Interesting argument. However, consider this: if you completely trust your 'firewalled' box, then why not run the web server as root? One response,
Protection of the system from simple mistakes by trusted users? Also root can do a lot more, such as putting interfaces into promiscious mode. So the idea is to just lift the bind-to-low-ports check.
in your case is the fact that you mention your trust on users(humans are the most easy to compromise, however that argument is a bit OT). However, do you trust all of your webserver code? Do you trust your cgi-bin scripts and applications? And by trust I not only mean harmful intent by the authors of software, but unintentional bugs which can be exploited, and will be given the privilege to bind to <1024 ports even when they run as a user with least privileges.
My revised thinking is that the patch should only lift the restriction for just the necessary ports. Another idea is to do it with groups, say let group n be a "net-privileged" group. -- cary
Just my opinion.
nitesh.
On Sun, 30 Jul 2000, Cary O'Brien wrote:
Cary O'Brien wrote:
Well...
If you are running on Linux you could simply edit the kernel code to elimitate the check on being root to bind to low ports. That's what we did.
Which is an even worse idea.
Why? On a sufficiently firewalled off box, where the few logins are completly trusted, what's the diff? If you were worried about people cracking a user account and getting underneath telnet, than limit the lifting of the restriction to port 80. If you are concerned that non-root users could launch attacks from low ports at other machines, assuming that only good guys can come from low ports is pretty naive.

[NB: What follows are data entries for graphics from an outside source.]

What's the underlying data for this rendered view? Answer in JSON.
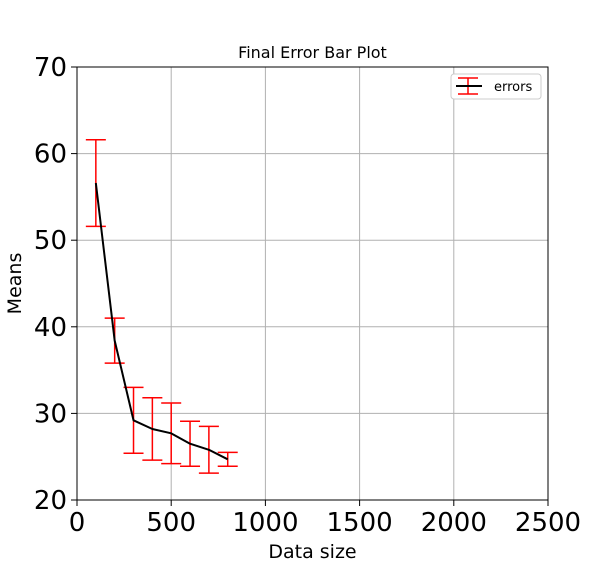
{
  "chart_data": {
    "type": "line",
    "title": "Final Error Bar Plot",
    "xlabel": "Data size",
    "ylabel": "Means",
    "xlim": [
      0,
      2500
    ],
    "ylim": [
      20,
      70
    ],
    "xticks": [
      0,
      500,
      1000,
      1500,
      2000,
      2500
    ],
    "yticks": [
      20,
      30,
      40,
      50,
      60,
      70
    ],
    "xtick_labels": [
      "0",
      "500",
      "1000",
      "1500",
      "2000",
      "2500"
    ],
    "ytick_labels": [
      "20",
      "30",
      "40",
      "50",
      "60",
      "70"
    ],
    "grid": true,
    "legend_position": "top-right",
    "series": [
      {
        "name": "errors",
        "line_color": "#000000",
        "error_color": "#ff0000",
        "x": [
          100,
          200,
          300,
          400,
          500,
          600,
          700,
          800
        ],
        "y": [
          56.6,
          38.4,
          29.2,
          28.2,
          27.7,
          26.5,
          25.8,
          24.7
        ],
        "yerr": [
          5.0,
          2.6,
          3.8,
          3.6,
          3.5,
          2.6,
          2.7,
          0.8
        ]
      }
    ]
  }
}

The whole business about not letting anyone but root bind to low ports makes sense for a public access machine where all the first year engineering students have an account, but for a dedicated application server it is kind of misdirected. You ought to be running next to nothing but the application, and you had better trust everyone that you give a login to, and you out to have the thing locked down/firewalled well. So the tiny bit of possible protection may not be worth the hassle/risks of writing your own suid-wrapper, or the complexity of having a redirect and messing with site-access so that the port numbers in the zope -- what it is that parameter -- base or whatever, comes out write.
Just for fun - does NT have the same restriction?